Bug 481178

Summary: LVM Incorrect metadata area header checksum after update from UP kernel to SMP
Product: Red Hat Enterprise Linux 4 Reporter: Jan Tluka <jtluka>
Component: anacondaAssignee: Anaconda Maintenance Team <anaconda-maint-list>
Status: CLOSED ERRATA QA Contact: Alexander Todorov <atodorov>
Severity: medium Docs Contact:
Priority: high    
Version: 4.8CC: agk, atodorov, ddumas, dwysocha, edamato, heinzm, jbrassow, jgranado, mbroz, mgahagan, prockai, syeghiay
Target Milestone: beta   
Target Release: ---   
Hardware: i386   
OS: Linux   
Whiteboard:
Fixed In Version: Doc Type: Bug Fix
Doc Text:
Story Points: ---
Clone Of: Environment:
Last Closed: 2009-05-18 20:16:03 UTC Type: ---
Regression: --- Mount Type: ---
Documentation: --- CRM:
Verified Versions: Category: ---
oVirt Team: --- RHEL 7.3 requirements from Atomic Host:
Cloudforms Team: --- Target Upstream Version:
Embargoed:

Description Jan Tluka 2009-01-22 16:23:29 UTC
Description of problem:
When installing nightly build of RHEL4 - RHEL4-U8-re20090115.nightly on machine ibm-mongoose.rhts.bos.redhat.com I got following failure resulting in system panic:

--snip--
Scanning logical volumes

  Reading all physical volumes.  This may take a while...

  Incorrect metadata area header checksum

  Volume group "VolGroup00" inconsistent

  Incorrect metadata area header checksum

  WARNING: Inconsistent metadata found for VG VolGroup00 - updating to use version 3

  Incorrect metadata area header checksum

  Automatic metadata correction failed

ERROR: /bin/lvm exited abnormally! (pid 697)

Activating logical volumes

  Couldn't find device with uuid '7NR7g9-40oo-gIUr-XMRV-nLnr-379e-c2K3Zx'.

  Couldn't find device with uuid 'XrrTeW-UNMQ-BjRw-l4x6-OxXe-rYu0-8IPGH0'.

  Couldn't find device with uuid '7NR7g9-40oo-gIUr-XMRV-nLnr-379e-c2K3Zx'.

  Couldn't find device with uuid 'XrrTeW-UNMQ-BjRw-l4x6-OxXe-rYu0-8IPGH0'.

  LV LogVol00: segment 1 has inconsistent PV area 0

  Couldn't read all logical volumes for volume group VolGroup00.

  Couldn't find device with uuid '7NR7g9-40oo-gIUr-XMRV-nLnr-379e-c2K3Zx'.

  Couldn't find device with Kernel panic - not syncing: Attempted to kill init!

uuid 'XrrTeW-UNM Q-BjRw-l4x6-OxXe
--snip--

(see full log in RHTS) RHTS job http://rhts.redhat.com/cgi-bin/rhts/jobs.cgi?id=42848

Recipe http://rhts.redhat.com/cgi-bin/rhts/recipes.cgi?id=147680
This recipe installs uniprocessor kernel and updates it with smp kernel on multiprocessor system then reboots the system.

Version-Release number of selected component (if applicable):
2.6.9-78.28.ELsmp

How reproducible:
Not sure if this is 100% reproducible.
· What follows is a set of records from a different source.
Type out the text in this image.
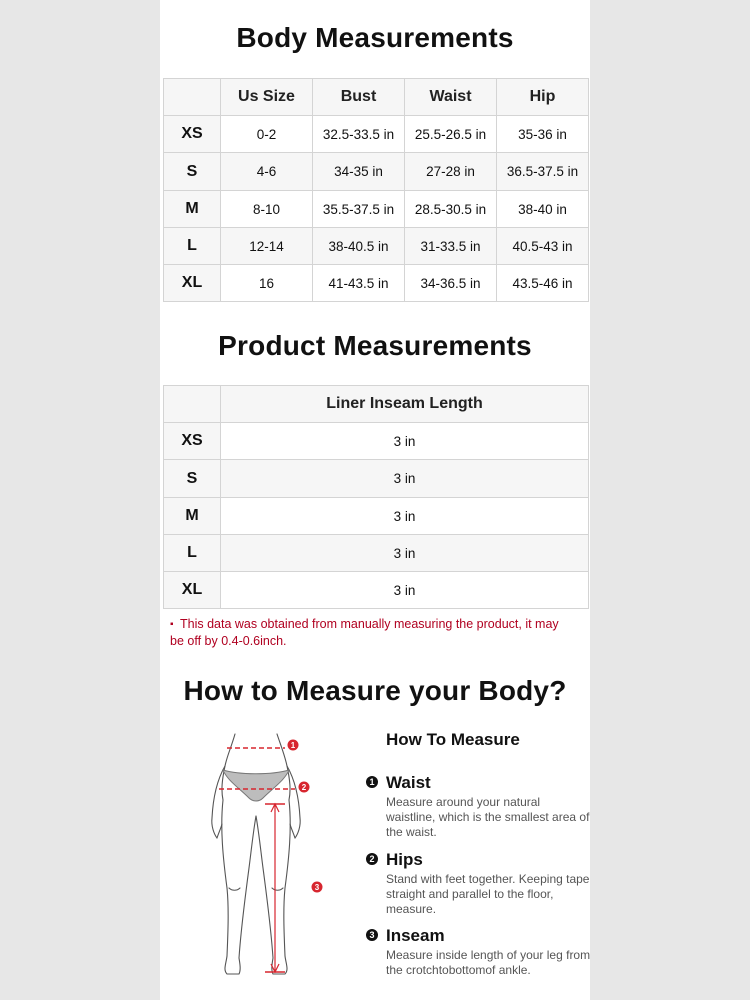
Body Measurements
	Us Size	Bust	Waist	Hip
XS	0-2	32.5-33.5 in	25.5-26.5 in	35-36 in
S	4-6	34-35 in	27-28 in	36.5-37.5 in
M	8-10	35.5-37.5 in	28.5-30.5 in	38-40 in
L	12-14	38-40.5 in	31-33.5 in	40.5-43 in
XL	16	41-43.5 in	34-36.5 in	43.5-46 in
Product Measurements
	Liner Inseam Length
XS	3 in
S	3 in
M	3 in
L	3 in
XL	3 in
▪ This data was obtained from manually measuring the product, it may be off by 0.4-0.6inch.
How to Measure your Body?
1
2
3
How To Measure
1 Waist
Measure around your natural waistline, which is the smallest area of the waist.
2 Hips
Stand with feet together. Keeping tape straight and parallel to the floor, measure.
3 Inseam
Measure inside length of your leg from the crotchtobottomof ankle.
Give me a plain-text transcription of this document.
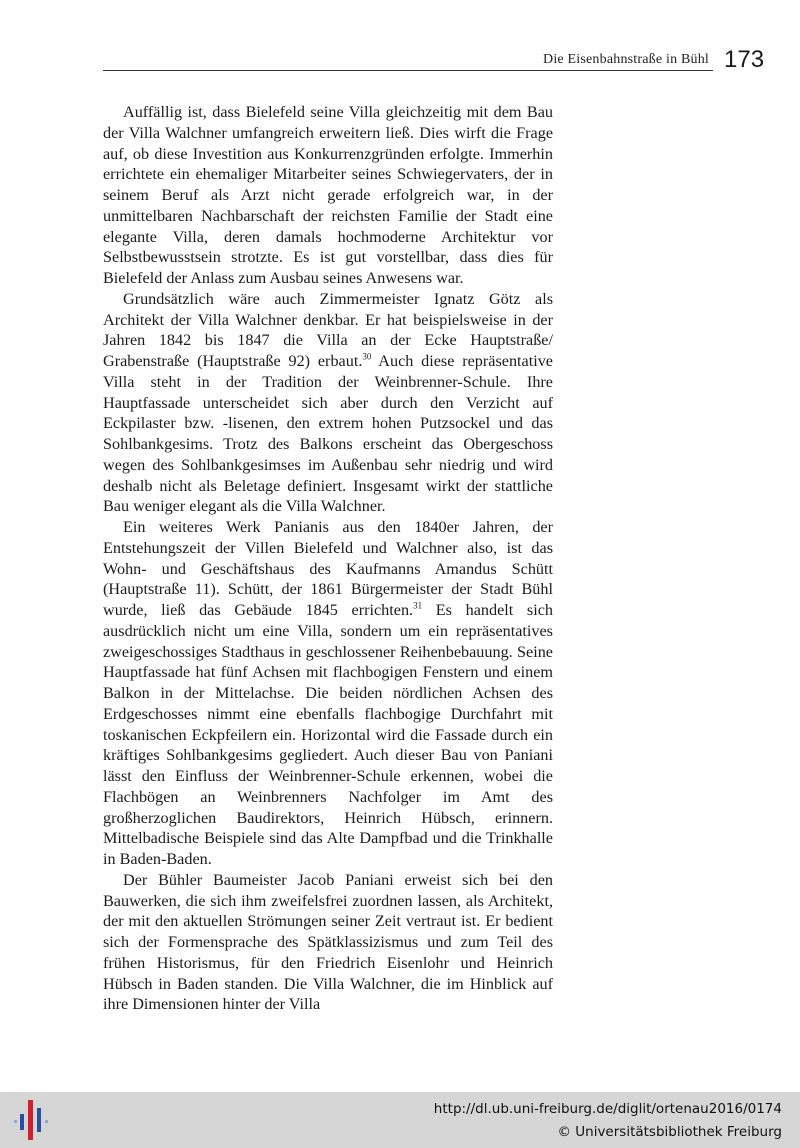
Die Eisenbahnstraße in Bühl 173

Auffällig ist, dass Bielefeld seine Villa gleichzeitig mit dem Bau der Villa Walchner umfangreich erweitern ließ. Dies wirft die Frage auf, ob diese Investition aus Konkurrenzgründen erfolgte. Immerhin errichtete ein ehemaliger Mitarbeiter seines Schwiegervaters, der in seinem Beruf als Arzt nicht gerade erfolgreich war, in der unmittelbaren Nachbarschaft der reichsten Familie der Stadt eine elegante Villa, deren damals hochmoderne Architektur vor Selbstbewusstsein strotzte. Es ist gut vorstellbar, dass dies für Bielefeld der Anlass zum Ausbau seines Anwesens war.

Grundsätzlich wäre auch Zimmermeister Ignatz Götz als Architekt der Villa Walchner denkbar. Er hat beispielsweise in der Jahren 1842 bis 1847 die Villa an der Ecke Hauptstraße/ Grabenstraße (Hauptstraße 92) erbaut.$^{30}$ Auch diese repräsentative Villa steht in der Tradition der Weinbrenner-Schule. Ihre Hauptfassade unterscheidet sich aber durch den Verzicht auf Eckpilaster bzw. -lisenen, den extrem hohen Putzsockel und das Sohlbankgesims. Trotz des Balkons erscheint das Obergeschoss wegen des Sohlbankgesimses im Außenbau sehr niedrig und wird deshalb nicht als Beletage definiert. Insgesamt wirkt der stattliche Bau weniger elegant als die Villa Walchner.

Ein weiteres Werk Panianis aus den 1840er Jahren, der Entstehungszeit der Villen Bielefeld und Walchner also, ist das Wohn- und Geschäftshaus des Kaufmanns Amandus Schütt (Hauptstraße 11). Schütt, der 1861 Bürgermeister der Stadt Bühl wurde, ließ das Gebäude 1845 errichten.$^{31}$ Es handelt sich ausdrücklich nicht um eine Villa, sondern um ein repräsentatives zweigeschossiges Stadthaus in geschlossener Reihenbebauung. Seine Hauptfassade hat fünf Achsen mit flachbogigen Fenstern und einem Balkon in der Mittelachse. Die beiden nördlichen Achsen des Erdgeschosses nimmt eine ebenfalls flachbogige Durchfahrt mit toskanischen Eckpfeilern ein. Horizontal wird die Fassade durch ein kräftiges Sohlbankgesims gegliedert. Auch dieser Bau von Paniani lässt den Einfluss der Weinbrenner-Schule erkennen, wobei die Flachbögen an Weinbrenners Nachfolger im Amt des großherzoglichen Baudirektors, Heinrich Hübsch, erinnern. Mittelbadische Beispiele sind das Alte Dampfbad und die Trinkhalle in Baden-Baden.

Der Bühler Baumeister Jacob Paniani erweist sich bei den Bauwerken, die sich ihm zweifelsfrei zuordnen lassen, als Architekt, der mit den aktuellen Strömungen seiner Zeit vertraut ist. Er bedient sich der Formensprache des Spätklassizismus und zum Teil des frühen Historismus, für den Friedrich Eisenlohr und Heinrich Hübsch in Baden standen. Die Villa Walchner, die im Hinblick auf ihre Dimensionen hinter der Villa

http://dl.ub.uni-freiburg.de/diglit/ortenau2016/0174
© Universitätsbibliothek Freiburg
I will check tomorrow.

Steps to Reproduce:
1. Install RHEL4-U8-re20090115.nightly with UP kernel on ibm-mongoose.rhts.bos.redhat.com. 
2. Update to SMP kernel.
3. Reboot.
  
Actual results:
System hangs.

Expected results:
System boots OK.

Additional info:

Comment 1 Milan Broz 2009-01-22 17:05:27 UTC
I expect that there was just old metadata of the same VG name which appeared during boot (or anaconda didn't wiped all metadata properly).

See the anaconda log, there are also some errors:
* WARNING: Installing on a USB device.  This may or may not produce a working system.
...
* parted exception: Error: File system has an invalid signature for a FAT file systems.
* parted exception: Error: File system has an invalid signature for a FAT file systems.
* parted exception: Error: Can't have the end before the start!
...

Isn't possible that anaconda just didn't initialized some device during install and this device re-appered during the system boot with wrong lvm metadata?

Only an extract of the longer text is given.